L’acte de supervision psychiatrique

Pour répondre à une demande grandissante de consultation psychiatrique, le Syndicat National des Psychiatres Privés propose une approche originale qui pourrait s’intégrer dans la nouvelle convention.

Notre réflexion part du premier constat que les médecins généralistes se retrouvent, encore plus aujourd’hui, à s’occuper de pathologies psychiatriques complexes. Pour soutenir des échanges confraternels efficaces, il est évident qu’une simple approche d’expertise ou de télé-expertise sera limitée dans ses effets. Les généralistes se plaignent de l’insuffisance des structures basées sur le diagnostic qui n’apportent pas assez d’attitudes médicales pratiques.

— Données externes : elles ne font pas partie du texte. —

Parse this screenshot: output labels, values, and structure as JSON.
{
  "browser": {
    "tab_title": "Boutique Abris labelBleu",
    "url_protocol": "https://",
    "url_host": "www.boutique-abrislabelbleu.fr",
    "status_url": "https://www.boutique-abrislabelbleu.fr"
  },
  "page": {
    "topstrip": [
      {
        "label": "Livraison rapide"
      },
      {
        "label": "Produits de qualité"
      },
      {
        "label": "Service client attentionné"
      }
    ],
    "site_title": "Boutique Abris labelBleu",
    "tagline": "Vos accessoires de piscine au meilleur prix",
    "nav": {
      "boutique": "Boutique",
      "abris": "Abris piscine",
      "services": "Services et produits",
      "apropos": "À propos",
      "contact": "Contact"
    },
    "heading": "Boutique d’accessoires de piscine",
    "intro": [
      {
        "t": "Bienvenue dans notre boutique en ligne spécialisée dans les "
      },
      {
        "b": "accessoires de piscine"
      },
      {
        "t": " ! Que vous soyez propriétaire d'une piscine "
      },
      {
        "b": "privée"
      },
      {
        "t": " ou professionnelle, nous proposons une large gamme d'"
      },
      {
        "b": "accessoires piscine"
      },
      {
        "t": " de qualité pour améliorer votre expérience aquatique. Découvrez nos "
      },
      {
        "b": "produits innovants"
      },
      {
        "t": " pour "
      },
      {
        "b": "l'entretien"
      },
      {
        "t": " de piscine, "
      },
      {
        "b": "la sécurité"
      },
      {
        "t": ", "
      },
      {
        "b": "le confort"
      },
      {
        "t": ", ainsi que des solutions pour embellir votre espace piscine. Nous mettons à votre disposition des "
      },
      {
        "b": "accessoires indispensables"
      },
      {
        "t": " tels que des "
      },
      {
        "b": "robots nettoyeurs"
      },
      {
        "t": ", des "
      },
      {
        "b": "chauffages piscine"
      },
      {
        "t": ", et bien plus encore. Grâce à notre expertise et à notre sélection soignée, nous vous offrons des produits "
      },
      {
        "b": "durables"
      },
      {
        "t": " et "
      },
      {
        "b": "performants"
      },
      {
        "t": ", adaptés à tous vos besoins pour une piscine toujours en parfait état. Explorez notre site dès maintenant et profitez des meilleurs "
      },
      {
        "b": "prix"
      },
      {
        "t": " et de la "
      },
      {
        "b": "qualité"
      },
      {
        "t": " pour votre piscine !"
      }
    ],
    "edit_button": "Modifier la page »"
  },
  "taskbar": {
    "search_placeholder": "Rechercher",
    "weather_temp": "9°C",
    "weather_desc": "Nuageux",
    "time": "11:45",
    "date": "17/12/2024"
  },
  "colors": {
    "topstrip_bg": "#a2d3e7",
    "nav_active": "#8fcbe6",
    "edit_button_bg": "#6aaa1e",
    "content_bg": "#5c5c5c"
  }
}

Les psychiatres libéraux ont les moyens de soutenir une clinique exigeante.

En psychiatrie, les décisions et les projets de soins relèvent souvent d’une réflexion partagée. Chaque situation clinique révèle sa singularité et il est nécessaire de favoriser les échanges verbaux entre le psychiatre et le médecin demandeur. Le dialogue permet de déceler plus précisément des particularités qui vont assoir l’attitude clinique et thérapeutique.

Une supervision ne considère pas que les normes sont établies une fois pour toutes et favorise la possibilité des soins les plus adaptés pour le patient.

Elle est aussi un moyen de soutenir l’action de nos confrères généralistes et de les soulager des tensions vives que les situations psychiatriques leur font vivre.
Les patients seront informés que le médecin va demander une supervision et qu’il lui fera ensuite une restitution. Le patient reste au cœur de la préoccupation médicale.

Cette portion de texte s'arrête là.